Gli stabilimenti Iposea si sono dovuti adeguare al DPCM. “Manteniamo le distanze, le linee produttive sembrano delle sale operatorie, tutti con le mascherine. Per qualche prodotto dove c’era l’esigenza di un aiuto manuale per l’accodamento perché il prodotto rischia di fuoriuscire dal barattolo, come per le melanzane e i peperoni, si fa più fatica e abbiamo rallentato la linea. Da 5 signore sulla linea abbiamo ridotto a 2 con una diminuzione del 40%”.

Da 90mila barattoli di melanzane sottolio in 8 ore, oggi Iposea ne produce 65mila. Ma tutto resta uguale per le produzioni “facili” meccanizzate: belle, funghi e carciofi. Barattoli da 100 grammi a 5 chili, anche se i formati per l’horeca sono fermi. Oggi si vendono i 100 grammi e i 580, il mezzo chilo. Tutti vasi da GdO.

“Nelle due settimane iniziali del panico con i supermercati assaltati abbiamo lavorato meglio di Natale, poi c’è stato ovviamente un calo, un rallentamento degli ordini, da questa settimana il ritmo delle vendite è tornato normale”.

Crede che l’agricoltura e l’agroalimentare guadagneranno dalla pandemia? “Il consumo di farina è aumentato, la farina è diventato un bene raro con un forte aumento dei prezzi, i mulini non ce la fanno, ma per il resto dei prodotti tutto resterà uguale, la capacità di consumo della gente resta inalterata”.

Pensa di investire in nuove linee produttive?

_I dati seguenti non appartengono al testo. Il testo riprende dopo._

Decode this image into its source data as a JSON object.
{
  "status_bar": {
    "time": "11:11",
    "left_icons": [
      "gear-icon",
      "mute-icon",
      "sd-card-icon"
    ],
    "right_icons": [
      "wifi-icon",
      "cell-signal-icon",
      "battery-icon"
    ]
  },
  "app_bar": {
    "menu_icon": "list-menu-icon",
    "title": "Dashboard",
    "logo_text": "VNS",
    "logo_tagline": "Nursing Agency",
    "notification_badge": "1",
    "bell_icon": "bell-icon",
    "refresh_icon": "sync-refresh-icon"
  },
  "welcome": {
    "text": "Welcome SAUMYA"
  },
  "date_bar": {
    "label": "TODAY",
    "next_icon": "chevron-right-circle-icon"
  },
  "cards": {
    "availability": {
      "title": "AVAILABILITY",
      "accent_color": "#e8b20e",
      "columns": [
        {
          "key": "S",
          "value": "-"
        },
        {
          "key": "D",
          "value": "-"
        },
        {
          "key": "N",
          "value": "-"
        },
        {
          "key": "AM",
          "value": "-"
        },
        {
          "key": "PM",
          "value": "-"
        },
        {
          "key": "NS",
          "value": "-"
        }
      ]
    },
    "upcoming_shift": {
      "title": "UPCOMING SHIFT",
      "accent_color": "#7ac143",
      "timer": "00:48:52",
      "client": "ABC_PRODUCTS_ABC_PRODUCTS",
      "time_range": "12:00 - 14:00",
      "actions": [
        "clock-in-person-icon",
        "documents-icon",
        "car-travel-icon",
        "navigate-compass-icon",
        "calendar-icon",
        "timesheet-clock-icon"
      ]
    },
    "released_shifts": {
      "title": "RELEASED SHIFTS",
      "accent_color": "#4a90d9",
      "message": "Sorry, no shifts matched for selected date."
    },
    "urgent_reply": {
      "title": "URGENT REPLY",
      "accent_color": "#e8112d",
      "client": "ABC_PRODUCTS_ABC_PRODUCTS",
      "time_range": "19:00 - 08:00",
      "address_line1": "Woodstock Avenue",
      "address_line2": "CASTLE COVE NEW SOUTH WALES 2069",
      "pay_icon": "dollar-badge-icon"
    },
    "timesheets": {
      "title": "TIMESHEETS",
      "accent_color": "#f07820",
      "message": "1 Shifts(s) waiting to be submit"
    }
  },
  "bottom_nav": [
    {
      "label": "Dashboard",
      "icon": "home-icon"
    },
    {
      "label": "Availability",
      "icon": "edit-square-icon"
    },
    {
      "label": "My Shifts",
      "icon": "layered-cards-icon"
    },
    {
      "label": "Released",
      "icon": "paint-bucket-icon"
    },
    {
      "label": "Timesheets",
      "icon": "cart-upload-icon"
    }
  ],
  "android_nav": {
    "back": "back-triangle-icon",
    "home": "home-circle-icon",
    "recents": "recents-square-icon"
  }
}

Nei piatti pronti ad esempio?

“No, bisogna stare fermi. La calma è la virtù dei forti, occorre tanta tranquillità e serenità, nervi saldi, meditare e capire come va a finire. Temo una botta di disoccupazione, una tranvata, per inginocchiarsi l’America, la cosa è grave. Inimmaginabile. Peggio della crisi del 2008 o delle Torri Gemelle. Nessun umano ha interesse a scommettere sulla fine del mondo. La Bce può anche stampare denaro senza limiti, ma quanto potrà durare? 8 mesi? Saranno interi settori ad essere stravolti. Oggi lo Stato va aiutato, anche se abbiamo avuto classi dirigenti non avvedute.  Ma adesso dobbiamo supportare l’apparato pubblico, bisogna dare una mano allo Stato. Dai privati deve arrivare un intervento massivo, anche perché a tutti, per primi a chi fa business, conviene che il mondo si riprenda”.